On Fedora Core 6 (FC6), it is very simple to get this working:
  1. Install the fonts for the Indic scripts you are interested in. For example, "sudo yum install fonts-hindi" , "sudo yum install fonts-malayalam", "sudo yum install fonts-kannada", etc.
  2. Install a Firefox build for Fedora using "sudo yum install firefox". Note that FC6 installs Firefox 1.5 by default - if you prefer Firefox 2.0 instead, you can install it using "sudo yum --enablerepo=development install firefox".


By the way, I recently came across Omniglot, a site about the writing systems of almost all known human languages, existing or extinct, naturally-evolved or artificially-created. I found it extremely fascinating and insightful. For example, I did not know that Devanagari was not considered to be an "alphabet" but an "abiguda". Check out the International Phonetic Alphabet (IPA) that can represent almost all spoken languages. How about Loglan (and its freer derivative, Lojban) that claims to be a "logical" language? (I first came across the IPA on Wikipedia, where it is used to provide the pronunciation for some terms. xkcd is where I first read about Lojban.)

2007-05-23

ICFP Contest 2007

The 10th ICFP Contest is scheduled for the weekend of 20th July 2007. I hope it turns out to be as fun as the one held last year.

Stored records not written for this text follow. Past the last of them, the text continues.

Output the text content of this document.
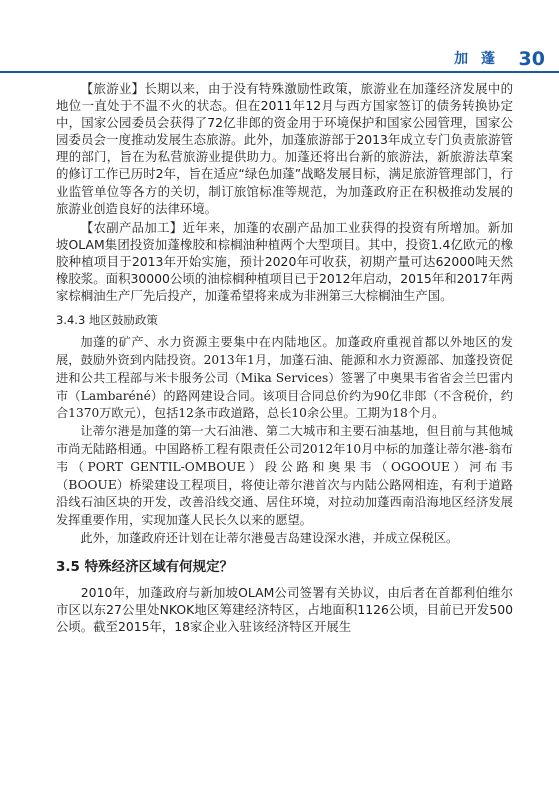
加 蓬 30

【旅游业】长期以来，由于没有特殊激励性政策，旅游业在加蓬经济发展中的地位一直处于不温不火的状态。但在2011年12月与西方国家签订的债务转换协定中，国家公园委员会获得了72亿非郎的资金用于环境保护和国家公园管理，国家公园委员会一度推动发展生态旅游。此外，加蓬旅游部于2013年成立专门负责旅游管理的部门，旨在为私营旅游业提供助力。加蓬还将出台新的旅游法，新旅游法草案的修订工作已历时2年，旨在适应“绿色加蓬”战略发展目标，满足旅游管理部门，行业监管单位等各方的关切，制订旅馆标准等规范，为加蓬政府正在积极推动发展的旅游业创造良好的法律环境。

【农副产品加工】近年来，加蓬的农副产品加工业获得的投资有所增加。新加坡OLAM集团投资加蓬橡胶和棕榈油种植两个大型项目。其中，投资1.4亿欧元的橡胶种植项目于2013年开始实施，预计2020年可收获，初期产量可达62000吨天然橡胶浆。面积30000公顷的油棕榈种植项目已于2012年启动，2015年和2017年两家棕榈油生产厂先后投产，加蓬希望将来成为非洲第三大棕榈油生产国。

3.4.3 地区鼓励政策

加蓬的矿产、水力资源主要集中在内陆地区。加蓬政府重视首都以外地区的发展，鼓励外资到内陆投资。2013年1月，加蓬石油、能源和水力资源部、加蓬投资促进和公共工程部与米卡服务公司（Mika Services）签署了中奥果韦省省会兰巴雷内市（Lambaréné）的路网建设合同。该项目合同总价约为90亿非郎（不含税价，约合1370万欧元），包括12条市政道路，总长10余公里。工期为18个月。

让蒂尔港是加蓬的第一大石油港、第二大城市和主要石油基地，但目前与其他城市尚无陆路相通。中国路桥工程有限责任公司2012年10月中标的加蓬让蒂尔港-翁布韦（PORT GENTIL-OMBOUE）段公路和奥果韦（OGOOUE）河布韦（BOOUE）桥梁建设工程项目，将使让蒂尔港首次与内陆公路网相连，有利于道路沿线石油区块的开发，改善沿线交通、居住环境，对拉动加蓬西南沿海地区经济发展发挥重要作用，实现加蓬人民长久以来的愿望。

此外，加蓬政府还计划在让蒂尔港曼吉岛建设深水港，并成立保税区。

3.5 特殊经济区域有何规定？

2010年，加蓬政府与新加坡OLAM公司签署有关协议，由后者在首都利伯维尔市区以东27公里处NKOK地区筹建经济特区，占地面积1126公顷，目前已开发500公顷。截至2015年，18家企业入驻该经济特区开展生
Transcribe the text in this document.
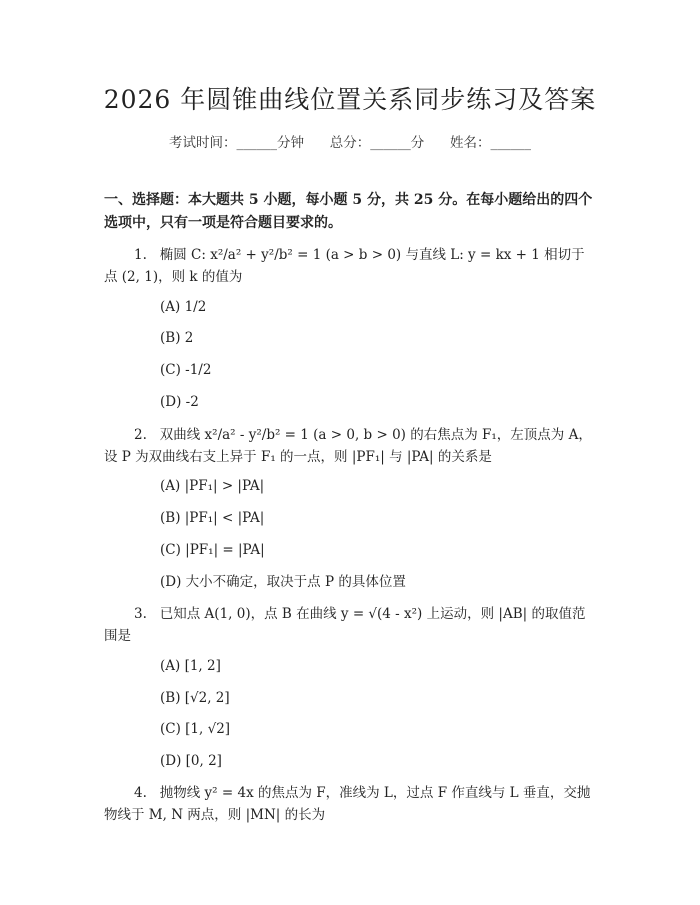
2026 年圆锥曲线位置关系同步练习及答案
考试时间：______分钟 总分：______分 姓名：______
一、选择题：本大题共 5 小题，每小题 5 分，共 25 分。在每小题给出的四个选项中，只有一项是符合题目要求的。
1. 椭圆 C: x²/a² + y²/b² = 1 (a > b > 0) 与直线 L: y = kx + 1 相切于点 (2, 1)，则 k 的值为
(A) 1/2
(B) 2
(C) -1/2
(D) -2
2. 双曲线 x²/a² - y²/b² = 1 (a > 0, b > 0) 的右焦点为 F₁，左顶点为 A，设 P 为双曲线右支上异于 F₁ 的一点，则 |PF₁| 与 |PA| 的关系是
(A) |PF₁| > |PA|
(B) |PF₁| < |PA|
(C) |PF₁| = |PA|
(D) 大小不确定，取决于点 P 的具体位置
3. 已知点 A(1, 0)，点 B 在曲线 y = √(4 - x²) 上运动，则 |AB| 的取值范围是
(A) [1, 2]
(B) [√2, 2]
(C) [1, √2]
(D) [0, 2]
4. 抛物线 y² = 4x 的焦点为 F，准线为 L，过点 F 作直线与 L 垂直，交抛物线于 M, N 两点，则 |MN| 的长为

There is already a blog written by one of the organisers that contains some teaser puzzles. (Do these images use some form of steganography or can we simply work out the graphical transformations applied to the original image and apply them in reverse to obtain the desired image? I wonder.)

"Superstition Reigns"

"Superstition Reigns" by Rahul Singh, published in The Times of India today:
"Amitabh Bachchan, an icon for tens of millions of Indians, makes his daughter-in-law [Aishwarya Rai] perform outlandish ceremonies because she is supposedly under the evil influence of Mars. Politicians routinely consult astrologers before taking important decisions, despite abundant proof that astrology is no science at all, just quackery. Horoscopes continue to be cast in most families and palmists consulted. A newly-inducted cabinet minister insists that her bungalow be completely redesigned because it does not follow vaastu principles, a system nobody had heard of till only a few years ago."

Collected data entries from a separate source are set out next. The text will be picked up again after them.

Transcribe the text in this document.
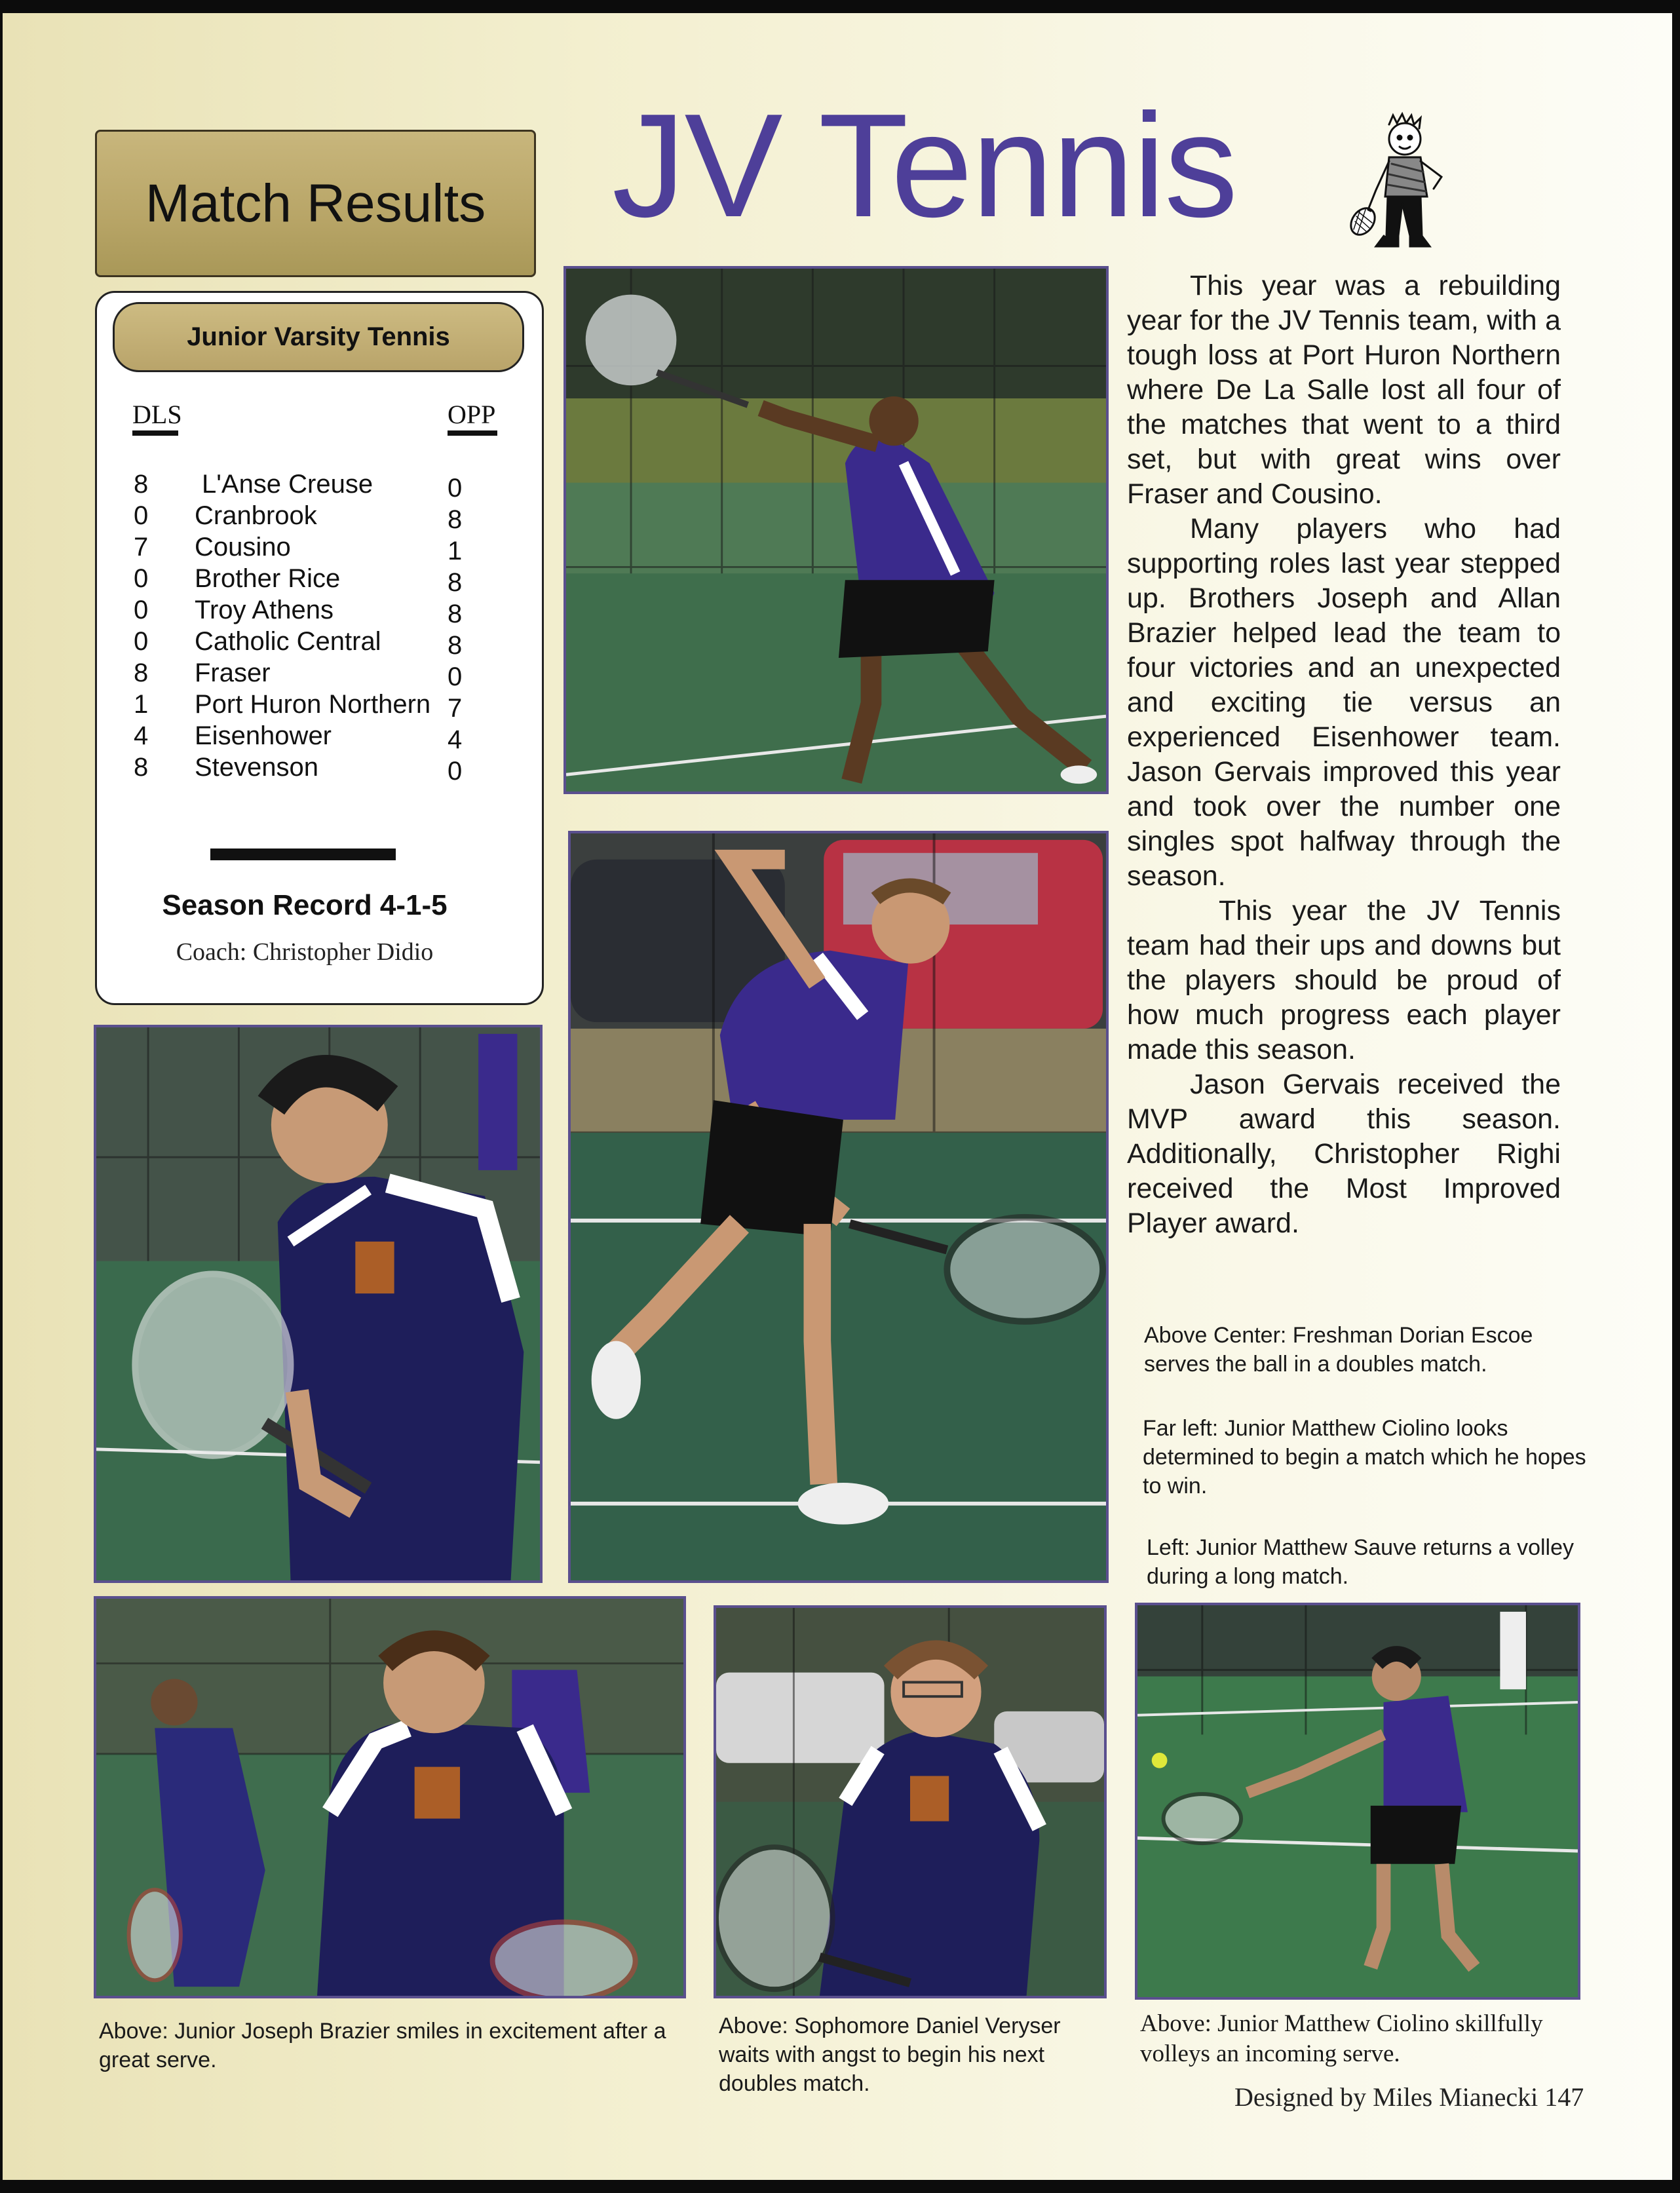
Match Results JV Tennis
Junior Varsity Tennis
DLS	OPP
8 L'Anse Creuse	0
0 Cranbrook	8
7 Cousino	1
0 Brother Rice	8
0 Troy Athens	8
0 Catholic Central	8
8 Fraser	0
1 Port Huron Northern 7
4 Eisenhower	4
8 Stevenson	0
Season Record 4-1-5
Coach: Christopher Didio

This year was a rebuilding year for the JV Tennis team, with a tough loss at Port Huron Northern where De La Salle lost all four of the matches that went to a third set, but with great wins over Fraser and Cousino.

Many players who had supporting roles last year stepped up. Brothers Joseph and Allan Brazier helped lead the team to four victories and an unexpected and exciting tie versus an experienced Eisenhower team. Jason Gervais improved this year and took over the number one singles spot halfway through the season.

This year the JV Tennis team had their ups and downs but the players should be proud of how much progress each player made this season.

Jason Gervais received the MVP award this season. Additionally, Christopher Righi received the Most Improved Player award.

Above Center: Freshman Dorian Escoe serves the ball in a doubles match.
Far left: Junior Matthew Ciolino looks determined to begin a match which he hopes to win.
Left: Junior Matthew Sauve returns a volley during a long match.
Above: Junior Joseph Brazier smiles in excitement after a great serve.
Above: Sophomore Daniel Veryser waits with angst to begin his next doubles match.
Above: Junior Matthew Ciolino skillfully volleys an incoming serve.
Designed by Miles Mianecki 147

Superstition in all its ugly forms is sickeningly pervasive in India, even among educated people who ought to know better. We waste a lot of time and money and unnecessarily make life difficult for ourselves as well as others, all in the name of something that doesn't withstand rational scrutiny.

2007-05-19

Firefox 3 and Linux

Mike Connor blogs about the proposed requirements for Firefox 3 to run on Linux. A nasty surprise for me was the inclusion of GNOME as a dependency. While the GTK/Pango/Cairo/etc. requirements are quite understandable, I don't understand why it should need GNOME. Many of us are happy with KDE or Xfce and would like to avoid the bloat and the dependency hell of GNOME for the sake of running a browser.

As an aside, Firefox on Linux also seems to behave quite differently from Firefox on Windows. For example, on Linux Firefox seems to consistently consume more CPU time and memory than on Windows. Some pages are rendered differently on Windows and Linux (perhaps due to the availability, or otherwise, of the fonts requested by the page designer and the rendering infrastructure). I have personally also noticed bug-337093 on Windows but not on Linux.